“We really just wanted to see how far miners will go,” Huang joked, miraculously sweat-less in his sacrosanct leather jacket, “remember: the more you buy, the more you save. We’ve already tested Titan Ws for cryptocurrency algorithm hashing, and have found that each Titan W generates as much as $8 per day. That’s a lot of savings,” Huang concluded to applause. “Truly incredible – this is the most powerful graphics card ever created: The Titan W!”
Huang then invited the Titan W’s Senior Power Architect to talk about a twenty-year effort to circumvent physics, whom the CEO immediately interrupted. “Isn’t it beautiful, ladies and gentlemen?”
Above: NVIDIA CEO & Founder Jensen Huang, who recently underwent a transplant to become AI.

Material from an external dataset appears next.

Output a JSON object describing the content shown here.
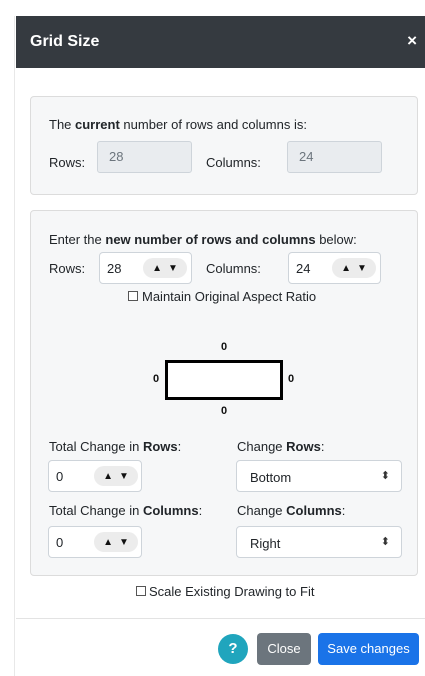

Although it lacks GeForce branding, the company simultaneously announced its upcoming “Weissman” gaming architecture, named after the famous data scientist Tsachy Weissman. Weissman’s work is best-known in Silicon Valley’s compression space, where a Weissman Score can be assigned pursuant to product performance with lossless data compression. At present, our understanding from off-record sources is that the Weissman architecture will focus on significant reductions in memory requirements, pushing delta color compression to 128:1.
“Don’t tell anyone I told you this,” our anonymous and off-record contact, Jacob Freeman of EVGA told us, “but the Weissman GPUs will be focused on significant reductions in memory requirements. Also, EVGA’s new cooler will leverage an ongoing meme about hotdogs to improve sales volume and cooling capabilities. We are filling our copper heatpipes with phase-change ketchup.”
The press conference concluded with the ceremonious circle around an effigy of Jensen’s leather jacket, with members of the press interlocking arms and chanting, “the more you buy, the more you save. The more you buy, the more you save. The more you buy, the more you save. The more you buy, the more you save.”